Posted by DustyOC on September 07, 2006 at 6:56 PM

In Reply to: Re: Unconscionable Advantage & EPA posted by Jerry - Ca. on September 07, 2006 at 1:50 PM

: : Ward
: : As a subscribing member of County Records Research, thanks for this Discussion Board-also will be attending more of your meetings with CRR.
: : To my point, as a real estate licensee in Lending and new Investor, I am concerned with just a few points and hope that you will answer my post. Finally, I have poured through posts on this issue, as well as, Civil Codes 1695 and 2945.

: : Specifically, with the spiraling downward and very slow market we are experiencing here in CA, how can we protect ourselves as investors ( I've read several of your responces on the 50/ 50 rule after expenses )

: : First, provided that we can get the seller to agree, can we effectively get the seller to agree to a lower equity price since in this market we may have to discount 10-20% just to unload in this market? Here is what I am thinking- agree to a 50/50 split after expenses, but protect ourselves because of the downward market.

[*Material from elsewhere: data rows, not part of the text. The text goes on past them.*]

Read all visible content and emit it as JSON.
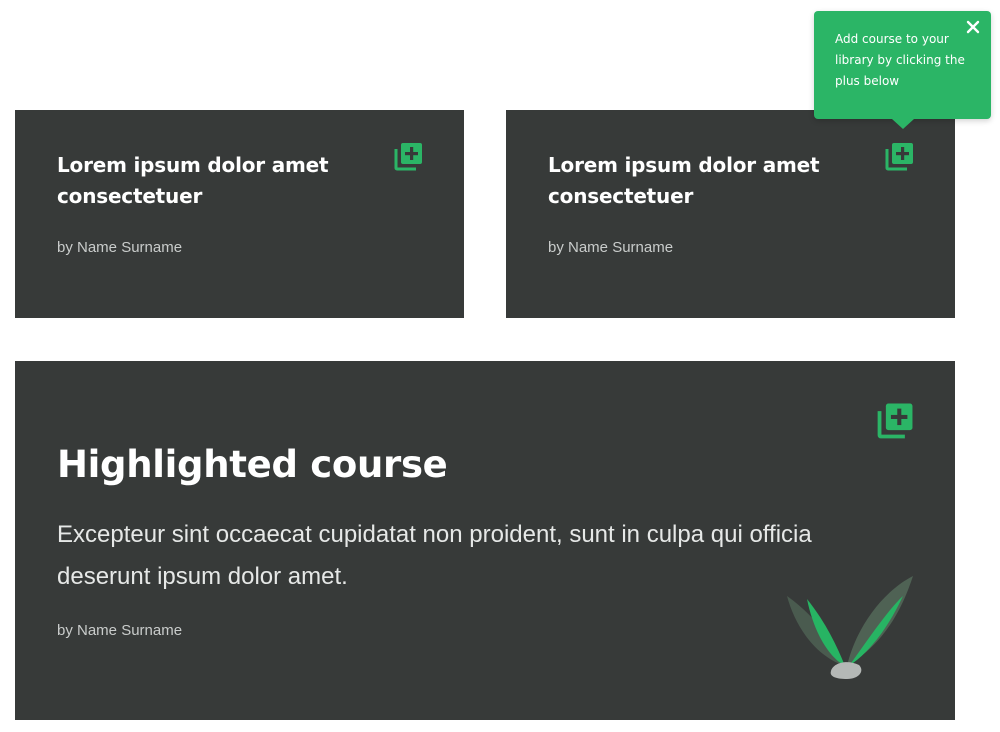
{
  "cards": [
    {
      "title": "Lorem ipsum dolor amet consectetuer",
      "author": "by Name Surname",
      "add_icon": "add-to-library-icon"
    },
    {
      "title": "Lorem ipsum dolor amet consectetuer",
      "author": "by Name Surname",
      "add_icon": "add-to-library-icon"
    }
  ],
  "highlight": {
    "title": "Highlighted course",
    "description": "Excepteur sint occaecat cupidatat non proident, sunt in culpa qui officia deserunt ipsum dolor amet.",
    "author": "by Name Surname",
    "add_icon": "add-to-library-icon",
    "illustration": "plant-leaves-icon"
  },
  "tooltip": {
    "text": "Add course to your library by clicking the plus below",
    "close_icon": "close-icon"
  },
  "colors": {
    "card_background": "#373a39",
    "accent_green": "#2bb566",
    "page_background": "#ffffff"
  }
}
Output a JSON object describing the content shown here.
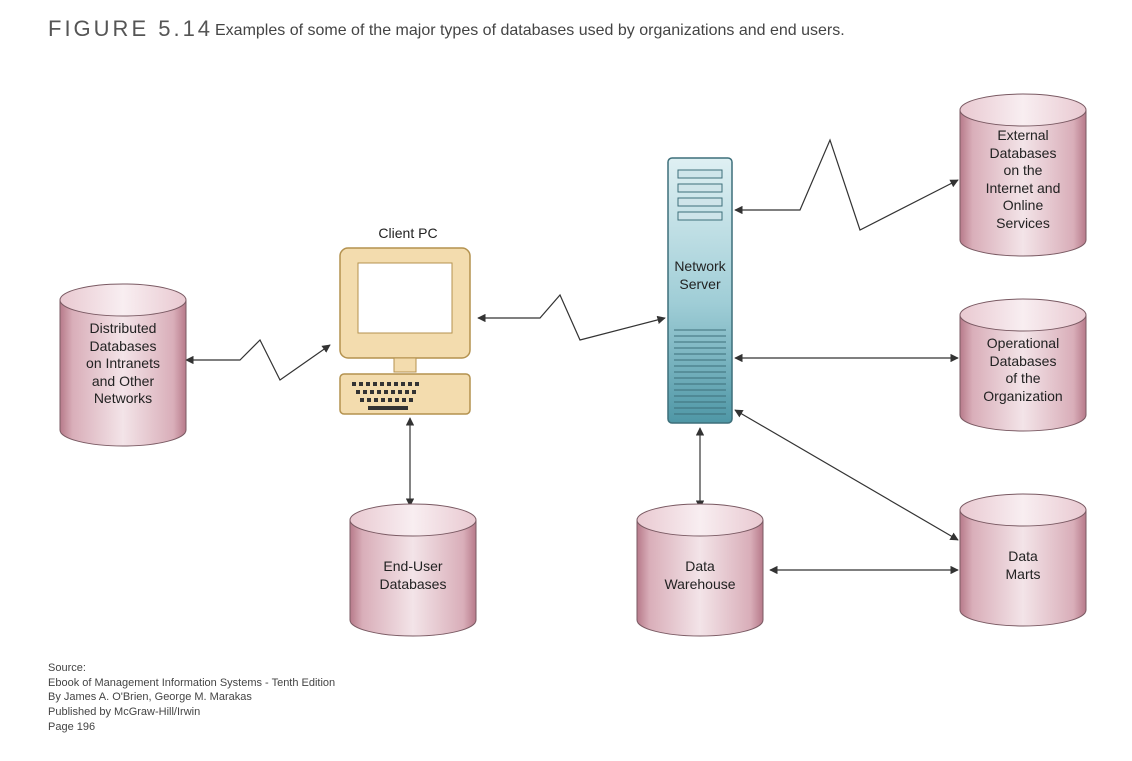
{
  "figure": {
    "number": "FIGURE 5.14",
    "caption": "Examples of some of the major types of databases used by organizations and end users."
  },
  "nodes": {
    "client_pc_label": "Client PC",
    "network_server_label": "Network Server",
    "distributed_db": "Distributed\nDatabases\non Intranets\nand Other\nNetworks",
    "end_user_db": "End-User\nDatabases",
    "data_warehouse": "Data\nWarehouse",
    "external_db": "External\nDatabases\non the\nInternet and\nOnline\nServices",
    "operational_db": "Operational\nDatabases\nof the\nOrganization",
    "data_marts": "Data\nMarts"
  },
  "source": {
    "title": "Source:",
    "line1": "Ebook of Management Information Systems - Tenth Edition",
    "line2": "By James A. O'Brien, George M. Marakas",
    "line3": "Published by McGraw-Hill/Irwin",
    "line4": "Page 196"
  }
}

: : Second, in the EPA, on page 1 it has a section for Present Market Value, and next under Consideration the Sellers Equity.
: : Under Consideration, can we make a reference to see the Addendum where we Clearly spell out the 50/ 50 Split after Expenses, And Reference uncertainty as to todays market, but make this all predecated on whatever final sales price we can Obtain?

: : Please excuse the lengh and wordiness- I'm just trying to make myself clear on this.

: : Best Regards

: +++++++++++++++++++++++++++++++++++++++++++++++++++++++++++++++++++++++++++++++++++++++++++
: Hello Wayne:

: You cannot get the seller to agree to agree to lower percentage of equity (10-20%) because
: of a slow selling market! The unconscionability law of 1695 basically says you got to give
: the seller approximately 50% or more to be fair!

: However, you can lower the net amount of actual equity to be paid by lowering the " Projected
: Sales Price of Property" on Ward's "Projected Net Equity Worksheet". On the E.P.A. form ...
: the "Present Fair Market Value" is just that ...what the property is worth right now. The
: F.M.V. is required by CC 1695... Why I don't know because it actually relates to none of the
: amounts used in the equity computations! The E.P.A. Form F.M.V. and and the Worksheet Projected
: Sale Price are two different things!

: You must establish a F.M.V. at the time of signing the E.P.A. Form and you must also determine
: the agreed upon purchase amount for the 50%+ of equity! at that same time of signing! It cannot
: be based on some future happening ... You're buying the equity NOW!

: The refence to the addendum in the CONSIDERATION clause is where you spell out how you are going
: to pay the money for the equity. For Example... $2,000. on signing the E.P.A. Form; $3,000. on
: move-out day and executing a unsecured note and trust deed for the balance!

: Jerry

Jerry,

Sorry, it's been a long time since I looked at the code. Where does it say you have to split the equity 50/50?